The western division of the original company appears to have been formed into a distinct church in the summer of 1606, and, according to the testimony of Governor Bradford, in his notice of Elder Brewster, “they ordinarily met at his [Brewster’s] house on the Lord’s day (which was a manor [i. e. manor-house] of the Bishop’s), and with great love he entertained them when they came, making provision for them, to his great charge.”
AUTOGRAPHS OF JOHN ROBINSON.
[No wholly authenticated signature of Robinson is known. Dr. Dexter, in his Congregationalism as seen in its Literature, pp. xx, 359, gives the upper of these two, as from a book in the British Museum, “believed by the experts of that institution to have belonged to him.” It is evidently by the same hand as the lower of the two, which, with another very like it, is upon the title of Sir Edwin Sandys’s Relation of the State of Religion, London, 1605, belonging to Charles Deane, Esq., of Cambridge. Hunter, Founders of New Plymouth, p. 155, has pointed out how parts of this book show its author to have been “much in advance of his time,” and that there is “a correspondency in some parts with the celebrated Farewell Address of Robinson.” It is easy to suppose, therefore, that Robinson once owned the little treatise. Hunter errs in assigning 1687 as the date of its first edition. That of 1605 is called in the 1629 edition a surreptitious one, and there is a copy in the Boston Athenæum, with MS. annotations said to be by the author. Dr. Dexter points out 1629 as the year of the first authorized edition, and there were others in 1632, 1633, 1638, and 1673. (Congregationalism, App. nos. 299, 568; Palfrey, New England, i. 191.)—Ed.]
William Brewster, the chief layman of this congregation, was postmaster, or “post,” as the usual term was, at Scrooby, a small village in the northern part of Nottinghamshire, ten miles west of Gainsborough. Though Scrooby was a mere hamlet, its station on the London and Edinburgh post-road gave Brewster full occupation, especially after the two capitals were united under one king, as it was his duty to provide food and lodging for all travellers by post on Government business, as well as relays of horses for them and for the conveyance of Government despatches. He was a native of the village, and had matriculated in 1580 at the University of Cambridge, where he came under Puritan influence; he soon, however, quitted his books to enter the service of William Davison, Elizabeth’s upright and Puritan Secretary of State, whose promising career was sacrificed to her duplicity in the matter of the execution of Mary Stuart. Under Davison, Brewster had experience both at court and in foreign embassies; he remained with his master for a year or two after the fall of the latter in 1587, and then retired to his native village. There he assisted his father, who was then postmaster, until the latter’s death in 1590; and after a brief interval the son, then about twenty-three years of age,[475] succeeded to the father’s place through the intercession of his old patron, Davison.[476]

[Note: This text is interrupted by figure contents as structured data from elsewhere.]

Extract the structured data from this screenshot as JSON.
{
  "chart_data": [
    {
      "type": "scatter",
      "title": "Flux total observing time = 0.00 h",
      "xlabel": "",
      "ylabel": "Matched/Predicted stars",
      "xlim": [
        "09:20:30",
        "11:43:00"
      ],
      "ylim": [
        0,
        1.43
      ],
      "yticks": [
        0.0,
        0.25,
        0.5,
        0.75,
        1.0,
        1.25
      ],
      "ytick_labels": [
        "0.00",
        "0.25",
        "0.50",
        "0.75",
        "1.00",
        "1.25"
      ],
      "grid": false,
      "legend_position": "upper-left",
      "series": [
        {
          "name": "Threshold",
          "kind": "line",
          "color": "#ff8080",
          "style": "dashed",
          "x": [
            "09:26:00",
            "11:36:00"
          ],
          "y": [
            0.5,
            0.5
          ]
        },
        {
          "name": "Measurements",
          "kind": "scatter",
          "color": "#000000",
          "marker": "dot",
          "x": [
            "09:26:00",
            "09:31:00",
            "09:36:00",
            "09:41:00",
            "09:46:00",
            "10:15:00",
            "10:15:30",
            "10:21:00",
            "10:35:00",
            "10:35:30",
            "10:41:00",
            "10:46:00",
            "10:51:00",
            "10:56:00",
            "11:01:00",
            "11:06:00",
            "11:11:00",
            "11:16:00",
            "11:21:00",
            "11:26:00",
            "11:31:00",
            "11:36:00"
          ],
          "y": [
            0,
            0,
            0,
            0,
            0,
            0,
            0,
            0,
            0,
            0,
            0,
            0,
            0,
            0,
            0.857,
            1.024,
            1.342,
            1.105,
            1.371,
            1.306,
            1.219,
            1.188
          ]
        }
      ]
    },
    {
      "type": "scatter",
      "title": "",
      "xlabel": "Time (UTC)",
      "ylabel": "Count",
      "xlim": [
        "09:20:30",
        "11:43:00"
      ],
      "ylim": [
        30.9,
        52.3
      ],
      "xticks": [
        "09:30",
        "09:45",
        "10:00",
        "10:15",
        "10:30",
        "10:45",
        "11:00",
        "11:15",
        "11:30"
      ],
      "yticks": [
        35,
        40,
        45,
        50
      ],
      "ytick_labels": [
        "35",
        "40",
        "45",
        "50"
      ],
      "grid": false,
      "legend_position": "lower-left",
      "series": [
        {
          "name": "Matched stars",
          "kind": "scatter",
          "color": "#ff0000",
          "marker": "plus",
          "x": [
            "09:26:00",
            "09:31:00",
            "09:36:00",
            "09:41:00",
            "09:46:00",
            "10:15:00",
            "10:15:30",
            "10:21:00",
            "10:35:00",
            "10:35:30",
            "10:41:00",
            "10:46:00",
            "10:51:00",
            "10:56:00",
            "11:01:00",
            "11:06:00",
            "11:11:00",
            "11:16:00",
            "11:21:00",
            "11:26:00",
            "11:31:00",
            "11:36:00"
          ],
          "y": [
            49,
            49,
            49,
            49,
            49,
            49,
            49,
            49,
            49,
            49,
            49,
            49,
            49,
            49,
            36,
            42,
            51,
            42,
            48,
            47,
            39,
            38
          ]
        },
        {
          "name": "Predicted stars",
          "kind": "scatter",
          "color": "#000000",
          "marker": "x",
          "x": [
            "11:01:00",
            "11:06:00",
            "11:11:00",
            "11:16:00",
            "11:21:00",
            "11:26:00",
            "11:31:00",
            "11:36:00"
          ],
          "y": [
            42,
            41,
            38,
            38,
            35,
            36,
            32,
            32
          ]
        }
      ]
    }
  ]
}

In 1603 his annual stipend from the Government was raised from £30 to £36, the two sums corresponding in present values to perhaps six and seven hundred dollars respectively. The manor-house of Scrooby, built originally as a hunting-seat for the Archbishops of York, though in Brewster’s time “much decayed,”[477] had been occupied for many years by his father as bailiff for the archbishops, and as representative of their vested interests in the surrounding property, which was leased to Sir Samuel Sandys, of London.
The clerical leaders of the church, meeting in the great hall or chapel under Brewster’s roof, were Richard Clyfton and John Robinson. The former had been instituted in 1586, at the age of thirty-three, rector of Babworth, a village six or seven miles southeast of Scrooby, and had continued there until the undisguised Puritanism of his teachings caused his removal, probably in connection with Archbishop Bancroft’s summary proceedings against Nonconformist ministers at the end of 1604. His associate, Robinson, apparently a native of the neighborhood, had entered Cambridge University in 1592, and after gaining a Fellowship had spent some years in the ministry in or near Norwich; but about 1604 he threw up his cure on conscientious grounds, and returning to the North, allied himself with Separatists in Gainsborough. He was, by the testimony of an opponent (Robert Baillie), “the most learned, polished, and modest spirit among the Brownists.”
AUSTERFIELD CHURCH.
[This cut follows a photograph owned by Mr. Charles Deane, who also furnished a photograph, after which the accompanying fac-simile of the registry of the baptism of Bradford, preserved in this church, is made; see Mass. Hist. Soc. Proc. x. 39. The view of the church given in the title of Bartlett’s Pilgrim Fathers is the one followed by Dexter in Sabbath at Home, 1867, p. 131, and in Harper’s Magazine, 1877, p. 183. Raine, in his Parish of Blyth, Westminster, 1860, gives a larger view; and Bartlett, p. 36, gives the old Norman door within the porch.—Ed.]